I have the privilege of sitting in more new cars in three months than most people will in a couple of years.
Most of the time, that's a blessing, as I get to try out some of the latest features and tell readers what I think of them. And yet, most of the time I sound like the kid in school who whined about everything: The weather, the bus ride in, what the other kids did wrong. Maybe that was me, but I'm grown up now. Stop rolling your eyes at me, Mrs. Passenger Seat.
Over the years I've learned to count my blessings. So I'll save my whining for another column and accentuate the positive, explaining some of the favorite features I've found recently.
"Shiftable" automatics: I was surprised how my references in recent columns about these transmissions led to more than a few questions about how they work. But these are about the best thing to happen on the car scene in a long while.

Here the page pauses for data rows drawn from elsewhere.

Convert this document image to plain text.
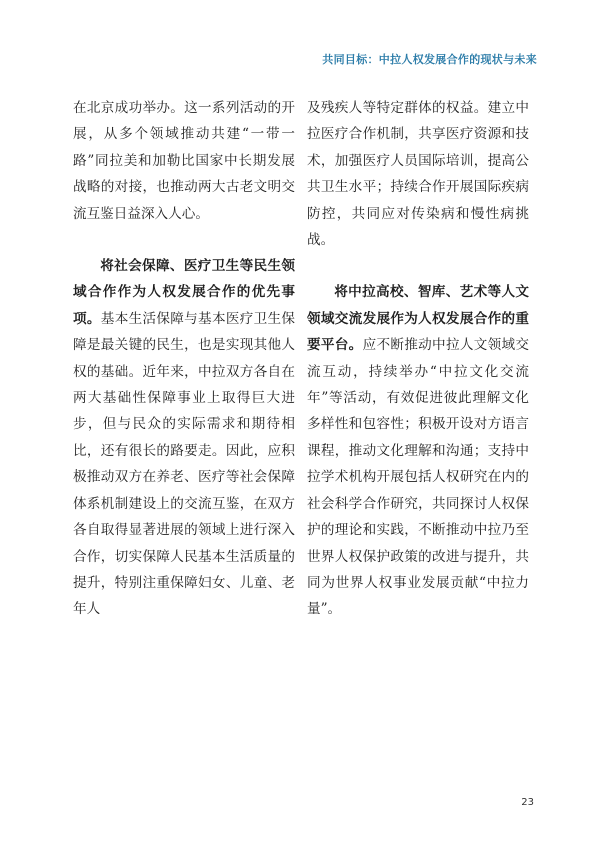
共同目标：中拉人权发展合作的现状与未来

在北京成功举办。这一系列活动的开展，从多个领域推动共建“一带一路”同拉美和加勒比国家中长期发展战略的对接，也推动两大古老文明交流互鉴日益深入人心。

将社会保障、医疗卫生等民生领域合作作为人权发展合作的优先事项。基本生活保障与基本医疗卫生保障是最关键的民生，也是实现其他人权的基础。近年来，中拉双方各自在两大基础性保障事业上取得巨大进步，但与民众的实际需求和期待相比，还有很长的路要走。因此，应积极推动双方在养老、医疗等社会保障体系机制建设上的交流互鉴，在双方各自取得显著进展的领域上进行深入合作，切实保障人民基本生活质量的提升，特别注重保障妇女、儿童、老年人

及残疾人等特定群体的权益。建立中拉医疗合作机制，共享医疗资源和技术，加强医疗人员国际培训，提高公共卫生水平；持续合作开展国际疾病防控，共同应对传染病和慢性病挑战。

将中拉高校、智库、艺术等人文领域交流发展作为人权发展合作的重要平台。应不断推动中拉人文领域交流互动，持续举办“中拉文化交流年”等活动，有效促进彼此理解文化多样性和包容性；积极开设对方语言课程，推动文化理解和沟通；支持中拉学术机构开展包括人权研究在内的社会科学合作研究，共同探讨人权保护的理论和实践，不断推动中拉乃至世界人权保护政策的改进与提升，共同为世界人权事业发展贡献“中拉力量”。

23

They've been around since about the turn of the millennium, but people who take care of their cars long-term -- or who, for other reasons, may have an averaged-aged car or older -- may have missed them entirely. (For instance, Mama Driver's Seat has a 1992 Ford Taurus she bought new, and it's probably in nicer shape than the lovely Mrs. Passenger Seat's 2013 Kia Soul.)

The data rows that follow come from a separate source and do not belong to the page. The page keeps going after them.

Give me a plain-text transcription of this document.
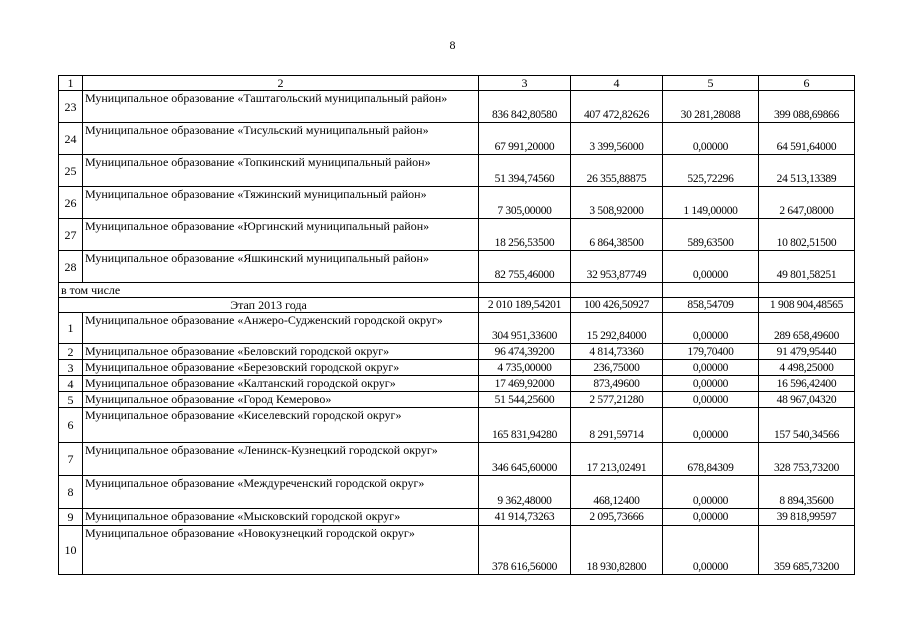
8
1	2	3	4	5	6
23	Муниципальное образование «Таштагольский муниципальный район»	836 842,80580	407 472,82626	30 281,28088	399 088,69866
24	Муниципальное образование «Тисульский муниципальный район»	67 991,20000	3 399,56000	0,00000	64 591,64000
25	Муниципальное образование «Топкинский муниципальный район»	51 394,74560	26 355,88875	525,72296	24 513,13389
26	Муниципальное образование «Тяжинский муниципальный район»	7 305,00000	3 508,92000	1 149,00000	2 647,08000
27	Муниципальное образование «Юргинский муниципальный район»	18 256,53500	6 864,38500	589,63500	10 802,51500
28	Муниципальное образование «Яшкинский муниципальный район»	82 755,46000	32 953,87749	0,00000	49 801,58251
в том числе					
Этап 2013 года		2 010 189,54201	100 426,50927	858,54709	1 908 904,48565
1	Муниципальное образование «Анжеро-Судженский городской округ»	304 951,33600	15 292,84000	0,00000	289 658,49600
2	Муниципальное образование «Беловский городской округ»	96 474,39200	4 814,73360	179,70400	91 479,95440
3	Муниципальное образование «Березовский городской округ»	4 735,00000	236,75000	0,00000	4 498,25000
4	Муниципальное образование «Калтанский городской округ»	17 469,92000	873,49600	0,00000	16 596,42400
5	Муниципальное образование «Город Кемерово»	51 544,25600	2 577,21280	0,00000	48 967,04320
6	Муниципальное образование «Киселевский городской округ»	165 831,94280	8 291,59714	0,00000	157 540,34566
7	Муниципальное образование «Ленинск-Кузнецкий городской округ»	346 645,60000	17 213,02491	678,84309	328 753,73200
8	Муниципальное образование «Междуреченский городской округ»	9 362,48000	468,12400	0,00000	8 894,35600
9	Муниципальное образование «Мысковский городской округ»	41 914,73263	2 095,73666	0,00000	39 818,99597
10	Муниципальное образование «Новокузнецкий городской округ»	378 616,56000	18 930,82800	0,00000	359 685,73200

When I write about a "shiftable" automatic, I'm also referring to the ShiftTronic or TipTronic transmissions (the brand name varies by automaker), at one time called manumatic.
Drivers can treat them like an automatic, or move the lever to the left or the right (depending, again, on the maker) and move it forward and backward to upshift or downshift. Some have steering wheel-mounted paddles as well.
They sound complicated but they aren't. They allow a family like mine -- where Mr. Driver's Seat is a shifty gearhead and everyone else is a major disappointment who can't drive anything but an automatic -- to have one car that everyone can use and be happy with.
I never would have thought this transmission could match the fun of a clutch, but being able to switch back to automatic mode when the traffic gets heavy is a great relief. It depends how they're engineered, though; some are fun (Kia Soul, Hyundai Accent, anything from Mazda or most of the premium brands) while others are mainly designed for downshifting on hills and whatnot (I'm looking at you, Toyota).
Better ventilation: For years, cars have offered limited ventilation capabilities, especially if a driver needed to run the defroster.
Now in addition to better blends of head, chest and feet, I'm seeing something new popping up in a couple recent vehicles -- a vent in the center of the dashboard. This allows the hottest spot in the vehicle to get some cooling force right at startup. It's been a welcome addition for this long, hot summer.
It first appeared in my lineup on a 2013 Toyota RAV4, and now is front and center in a Fiat 500L. Let's hope all the automakers are becoming a fan of this kind of invention of the "How didn't we think of this before?" variety.
Trip computers: We have the Prius to thank for the real popularization of this development.
Because Toyota wanted people to see how much fuel they were saving in the first generation Prius, the company made this information standard on the hybrid-powered vehicle.
Now I can't remember the last test vehicle I drove that didn't at least offer average and current fuel economy. It's become that much easier for drivers to track how their driving can control fuel consumption.
Non-embarrassing small cars: My 1980 Ford Fiesta was a sad machine. Air conditioning? Those windows roll down. Heater vents? Yeah, there's a tiny one on the dashboard. Radio? AM was an option mine didn't have. Glovebox? I don't think so.
Today, even the tiniest of cars offer an array of features that make them feel luxurious and classy. And almost every one has safety features like ABS, traction control and electronic stability control, though I think those features should be required.
Six digits on the odometer: Electronics, better alloys and better manufacturing techniques have moved cars into a reliability realm that was just almost unheard of 30 years ago. This is part of the reason the average age of cars has risen to almost 11 years.